Why is Swiss legend Toblerone chocolate undergoing this historic change?
Toblerone will have to remove the word "Switzerland" from its packaging for legal reasons since the mountain-shaped chocolate bar will no longer be produced solely in Switzerland from 2023. Toblerone will, however, open a new production facility in Slovakia by the end of 2022 "to meet the growing demand," according to the brand's owner, American food corporation Mondelez International.
- The world-famous triangular chocolate has been made in Bern, in the core of the Alpine country, since it was first created in 1908 in the Tobler family factory.

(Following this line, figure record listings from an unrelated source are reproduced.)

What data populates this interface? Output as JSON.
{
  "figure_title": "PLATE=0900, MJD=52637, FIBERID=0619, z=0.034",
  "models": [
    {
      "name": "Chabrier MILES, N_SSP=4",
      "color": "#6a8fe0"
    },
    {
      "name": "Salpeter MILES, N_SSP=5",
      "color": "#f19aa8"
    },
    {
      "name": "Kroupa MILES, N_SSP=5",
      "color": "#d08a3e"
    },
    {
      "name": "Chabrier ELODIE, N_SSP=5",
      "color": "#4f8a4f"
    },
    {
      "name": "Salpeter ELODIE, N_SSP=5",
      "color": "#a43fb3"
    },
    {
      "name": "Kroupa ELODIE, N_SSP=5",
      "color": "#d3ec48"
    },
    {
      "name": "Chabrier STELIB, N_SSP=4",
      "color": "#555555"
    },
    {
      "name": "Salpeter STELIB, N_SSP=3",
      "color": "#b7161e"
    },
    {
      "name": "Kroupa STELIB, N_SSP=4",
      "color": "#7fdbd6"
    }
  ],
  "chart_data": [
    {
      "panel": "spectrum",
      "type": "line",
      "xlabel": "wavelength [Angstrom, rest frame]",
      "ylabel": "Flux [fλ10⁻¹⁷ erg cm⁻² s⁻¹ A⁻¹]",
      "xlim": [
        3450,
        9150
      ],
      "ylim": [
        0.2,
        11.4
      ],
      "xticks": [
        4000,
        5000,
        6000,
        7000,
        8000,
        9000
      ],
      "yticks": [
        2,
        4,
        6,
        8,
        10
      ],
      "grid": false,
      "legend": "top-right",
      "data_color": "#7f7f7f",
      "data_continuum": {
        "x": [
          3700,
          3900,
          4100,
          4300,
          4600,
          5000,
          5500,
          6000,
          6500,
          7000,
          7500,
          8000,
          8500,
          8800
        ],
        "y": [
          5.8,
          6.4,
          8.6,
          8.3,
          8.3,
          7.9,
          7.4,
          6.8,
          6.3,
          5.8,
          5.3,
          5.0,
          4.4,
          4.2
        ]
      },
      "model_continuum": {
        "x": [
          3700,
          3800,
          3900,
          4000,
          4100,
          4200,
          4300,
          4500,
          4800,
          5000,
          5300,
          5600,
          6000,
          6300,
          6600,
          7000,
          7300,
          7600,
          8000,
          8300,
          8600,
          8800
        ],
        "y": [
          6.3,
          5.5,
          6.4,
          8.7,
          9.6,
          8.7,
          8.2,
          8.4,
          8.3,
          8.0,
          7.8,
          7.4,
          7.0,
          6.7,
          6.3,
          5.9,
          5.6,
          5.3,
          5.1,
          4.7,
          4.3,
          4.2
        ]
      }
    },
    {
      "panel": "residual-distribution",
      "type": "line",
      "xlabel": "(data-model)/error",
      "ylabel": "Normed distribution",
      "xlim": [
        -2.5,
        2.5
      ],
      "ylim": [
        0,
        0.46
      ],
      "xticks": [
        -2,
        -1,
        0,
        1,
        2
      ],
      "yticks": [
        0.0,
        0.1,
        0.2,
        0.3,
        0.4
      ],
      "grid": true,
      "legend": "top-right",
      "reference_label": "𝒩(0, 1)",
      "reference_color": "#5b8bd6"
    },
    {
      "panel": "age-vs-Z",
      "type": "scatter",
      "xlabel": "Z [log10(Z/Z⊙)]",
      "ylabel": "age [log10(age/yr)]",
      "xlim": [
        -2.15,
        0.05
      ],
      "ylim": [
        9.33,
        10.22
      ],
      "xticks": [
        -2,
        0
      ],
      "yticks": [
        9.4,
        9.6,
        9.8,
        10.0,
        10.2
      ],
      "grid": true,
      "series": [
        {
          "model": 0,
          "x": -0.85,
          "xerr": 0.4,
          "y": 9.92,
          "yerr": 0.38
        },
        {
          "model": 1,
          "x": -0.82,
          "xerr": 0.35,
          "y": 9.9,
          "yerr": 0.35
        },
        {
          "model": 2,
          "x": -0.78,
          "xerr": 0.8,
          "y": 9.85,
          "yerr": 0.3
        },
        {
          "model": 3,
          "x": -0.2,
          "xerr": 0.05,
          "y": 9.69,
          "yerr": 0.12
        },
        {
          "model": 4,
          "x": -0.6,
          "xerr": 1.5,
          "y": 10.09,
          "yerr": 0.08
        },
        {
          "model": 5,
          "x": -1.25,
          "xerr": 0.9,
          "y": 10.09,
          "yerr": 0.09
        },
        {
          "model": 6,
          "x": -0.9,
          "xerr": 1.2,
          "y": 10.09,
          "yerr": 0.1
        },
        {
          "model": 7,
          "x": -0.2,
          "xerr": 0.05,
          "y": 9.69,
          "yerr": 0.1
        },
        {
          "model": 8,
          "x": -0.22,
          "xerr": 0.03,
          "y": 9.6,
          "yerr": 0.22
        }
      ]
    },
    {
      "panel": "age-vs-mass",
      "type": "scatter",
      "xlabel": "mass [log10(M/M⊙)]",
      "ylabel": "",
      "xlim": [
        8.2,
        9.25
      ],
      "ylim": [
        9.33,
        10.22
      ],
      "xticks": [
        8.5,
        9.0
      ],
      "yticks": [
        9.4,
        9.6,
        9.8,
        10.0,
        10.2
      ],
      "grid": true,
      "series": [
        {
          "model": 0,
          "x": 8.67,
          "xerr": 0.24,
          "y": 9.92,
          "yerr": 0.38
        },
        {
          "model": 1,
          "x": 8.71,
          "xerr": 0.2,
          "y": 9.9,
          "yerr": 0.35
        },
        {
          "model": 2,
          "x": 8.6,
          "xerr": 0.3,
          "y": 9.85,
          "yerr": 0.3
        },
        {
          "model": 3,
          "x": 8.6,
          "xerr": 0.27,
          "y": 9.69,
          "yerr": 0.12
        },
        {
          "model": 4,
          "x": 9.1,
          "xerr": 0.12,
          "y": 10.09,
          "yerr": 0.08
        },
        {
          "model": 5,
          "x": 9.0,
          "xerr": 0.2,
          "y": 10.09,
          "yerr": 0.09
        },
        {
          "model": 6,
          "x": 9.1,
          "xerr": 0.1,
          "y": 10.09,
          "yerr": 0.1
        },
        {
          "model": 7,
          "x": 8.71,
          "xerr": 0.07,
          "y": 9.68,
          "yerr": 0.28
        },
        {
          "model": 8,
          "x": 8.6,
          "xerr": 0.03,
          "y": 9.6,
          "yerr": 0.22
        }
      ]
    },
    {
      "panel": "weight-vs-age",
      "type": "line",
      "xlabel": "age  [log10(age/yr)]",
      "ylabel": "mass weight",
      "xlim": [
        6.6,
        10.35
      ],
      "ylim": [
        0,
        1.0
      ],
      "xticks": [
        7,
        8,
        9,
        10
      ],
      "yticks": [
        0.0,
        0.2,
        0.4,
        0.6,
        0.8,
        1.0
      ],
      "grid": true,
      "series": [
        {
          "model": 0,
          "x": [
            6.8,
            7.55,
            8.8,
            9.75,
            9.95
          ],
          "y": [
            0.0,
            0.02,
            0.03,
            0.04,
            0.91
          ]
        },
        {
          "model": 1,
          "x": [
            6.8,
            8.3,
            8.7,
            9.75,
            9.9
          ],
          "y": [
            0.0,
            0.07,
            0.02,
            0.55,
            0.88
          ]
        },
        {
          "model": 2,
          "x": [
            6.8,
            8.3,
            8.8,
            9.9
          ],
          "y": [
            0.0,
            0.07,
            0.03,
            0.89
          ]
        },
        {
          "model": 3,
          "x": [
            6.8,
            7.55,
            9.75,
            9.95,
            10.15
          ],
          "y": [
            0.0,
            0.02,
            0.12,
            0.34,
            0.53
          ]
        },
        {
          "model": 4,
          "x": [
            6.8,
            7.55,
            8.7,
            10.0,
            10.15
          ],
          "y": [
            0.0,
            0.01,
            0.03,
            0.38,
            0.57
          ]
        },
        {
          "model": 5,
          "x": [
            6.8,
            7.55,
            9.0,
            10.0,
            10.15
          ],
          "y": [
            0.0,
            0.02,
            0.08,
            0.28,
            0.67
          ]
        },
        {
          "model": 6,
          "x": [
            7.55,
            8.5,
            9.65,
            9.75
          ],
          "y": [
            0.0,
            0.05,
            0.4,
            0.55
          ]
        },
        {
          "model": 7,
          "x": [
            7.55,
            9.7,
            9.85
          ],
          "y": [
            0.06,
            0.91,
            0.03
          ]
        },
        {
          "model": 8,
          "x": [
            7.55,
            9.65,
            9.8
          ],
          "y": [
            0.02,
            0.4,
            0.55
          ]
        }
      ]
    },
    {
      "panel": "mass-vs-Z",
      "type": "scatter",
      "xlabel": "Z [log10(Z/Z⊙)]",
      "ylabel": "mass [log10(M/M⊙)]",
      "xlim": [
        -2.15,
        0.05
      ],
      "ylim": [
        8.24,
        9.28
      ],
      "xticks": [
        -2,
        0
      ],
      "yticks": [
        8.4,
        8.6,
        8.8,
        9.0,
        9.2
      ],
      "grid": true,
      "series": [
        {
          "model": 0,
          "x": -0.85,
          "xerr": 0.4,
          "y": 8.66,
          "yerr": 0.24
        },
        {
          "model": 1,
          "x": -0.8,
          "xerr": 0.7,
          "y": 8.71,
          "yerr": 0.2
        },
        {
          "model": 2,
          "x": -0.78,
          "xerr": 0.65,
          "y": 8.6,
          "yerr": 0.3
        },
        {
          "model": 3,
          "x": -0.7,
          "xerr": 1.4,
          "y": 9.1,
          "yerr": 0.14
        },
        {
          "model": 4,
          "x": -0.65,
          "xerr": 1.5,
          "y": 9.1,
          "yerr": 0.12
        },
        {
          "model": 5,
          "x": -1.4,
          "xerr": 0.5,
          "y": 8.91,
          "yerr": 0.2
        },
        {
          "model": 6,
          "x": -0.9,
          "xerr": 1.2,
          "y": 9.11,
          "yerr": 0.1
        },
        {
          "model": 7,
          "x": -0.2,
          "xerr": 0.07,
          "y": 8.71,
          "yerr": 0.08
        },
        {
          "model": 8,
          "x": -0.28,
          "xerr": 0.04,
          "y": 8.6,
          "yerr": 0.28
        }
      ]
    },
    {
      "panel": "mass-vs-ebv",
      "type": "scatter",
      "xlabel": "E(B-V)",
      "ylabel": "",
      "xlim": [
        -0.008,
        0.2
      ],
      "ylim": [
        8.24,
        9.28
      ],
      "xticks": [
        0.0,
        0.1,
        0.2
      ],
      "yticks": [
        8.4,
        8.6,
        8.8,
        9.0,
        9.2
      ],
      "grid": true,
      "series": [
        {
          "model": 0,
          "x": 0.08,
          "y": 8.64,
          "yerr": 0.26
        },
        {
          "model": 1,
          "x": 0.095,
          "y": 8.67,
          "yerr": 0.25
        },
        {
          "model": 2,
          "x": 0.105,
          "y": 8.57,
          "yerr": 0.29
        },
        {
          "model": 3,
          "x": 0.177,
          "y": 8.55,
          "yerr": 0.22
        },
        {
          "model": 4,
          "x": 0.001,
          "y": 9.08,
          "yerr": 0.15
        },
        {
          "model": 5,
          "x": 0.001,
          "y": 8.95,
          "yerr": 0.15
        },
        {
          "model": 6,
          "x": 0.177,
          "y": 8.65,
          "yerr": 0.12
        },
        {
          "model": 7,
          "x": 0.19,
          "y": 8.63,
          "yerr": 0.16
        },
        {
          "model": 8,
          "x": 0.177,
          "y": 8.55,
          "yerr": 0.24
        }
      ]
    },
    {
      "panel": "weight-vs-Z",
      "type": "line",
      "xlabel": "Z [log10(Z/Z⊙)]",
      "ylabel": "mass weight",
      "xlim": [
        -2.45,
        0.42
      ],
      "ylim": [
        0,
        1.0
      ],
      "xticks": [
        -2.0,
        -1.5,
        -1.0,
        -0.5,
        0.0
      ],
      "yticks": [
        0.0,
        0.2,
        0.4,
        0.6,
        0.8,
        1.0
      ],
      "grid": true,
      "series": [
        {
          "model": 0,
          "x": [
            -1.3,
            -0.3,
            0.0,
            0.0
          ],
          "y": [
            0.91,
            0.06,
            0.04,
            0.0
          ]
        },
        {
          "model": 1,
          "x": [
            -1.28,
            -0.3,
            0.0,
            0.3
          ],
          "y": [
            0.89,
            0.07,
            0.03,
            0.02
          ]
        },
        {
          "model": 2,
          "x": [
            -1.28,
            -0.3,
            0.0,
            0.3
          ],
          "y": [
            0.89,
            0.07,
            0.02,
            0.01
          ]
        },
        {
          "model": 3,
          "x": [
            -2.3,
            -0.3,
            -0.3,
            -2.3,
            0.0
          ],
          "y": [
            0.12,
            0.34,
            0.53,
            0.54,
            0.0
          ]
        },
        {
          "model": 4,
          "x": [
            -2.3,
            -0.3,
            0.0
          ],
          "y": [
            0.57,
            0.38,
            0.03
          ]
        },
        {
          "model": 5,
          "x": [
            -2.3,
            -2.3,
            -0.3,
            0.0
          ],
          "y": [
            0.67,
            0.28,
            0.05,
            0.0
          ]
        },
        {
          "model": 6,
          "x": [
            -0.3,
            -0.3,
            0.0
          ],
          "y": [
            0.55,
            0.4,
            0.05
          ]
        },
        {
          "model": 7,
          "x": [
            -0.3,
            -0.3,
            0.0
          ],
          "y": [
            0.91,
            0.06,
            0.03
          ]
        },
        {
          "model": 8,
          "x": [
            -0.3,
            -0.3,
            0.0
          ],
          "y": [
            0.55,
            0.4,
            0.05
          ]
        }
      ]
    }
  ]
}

- Some Swiss people reportedly found the move difficult to accept because they didn't want to see a beloved national symbol leave the country, especially one that featured the Matterhorn Mountain's iconic pyramid shape on its packaging.
According to Mondelez, the opening of the Slovakia facility, where the company manufactures Milka and Suchard chocolates, "will unlock significant capacity," eventually enabling it to "manufacture millions of additional bars." "For legal reasons, the changes we're bringing to our production require us to adjust our packaging to comply with the Swiss law, particularly to remove the word 'Switzerland' from the packaging front," it added.
Mondelez International reportedly stated that it would continue investing in the Bern plant, dubbed "the homeland of Toblerone." "Bern is an important part of our history and will continue to be so in the future," the company said.
In a year, Toblerone manufactures seven billion chocolate bars of which 97% are exported to more than 120 countries. According to Mondelez, one bar is bought every two seconds in airport duty-free shops all over the world. Notably, the name is a play on Tobler and "torrone," the Italian word for honey-almond nougat, according to reports.
"For the export, I wouldn't assume that this plays a role, at least for its current customers," stated Lausanne University's marketing professor Tobias Schlager. "Some like Toblerone for its taste, some for its form, some for its packaging—and some as it is Swiss. This may have an impact, but I assume this impact will be fairly small and not long-lasting," he added.
The new plant of the company will be in Bratislava, Slovakia. Notably, Toblerone was also added to a list of iconic goods no longer produced solely in Switzerland, which also included Ovaltine, Milka chocolate, and Sugus candies, by the Swiss newspaper Le Temps.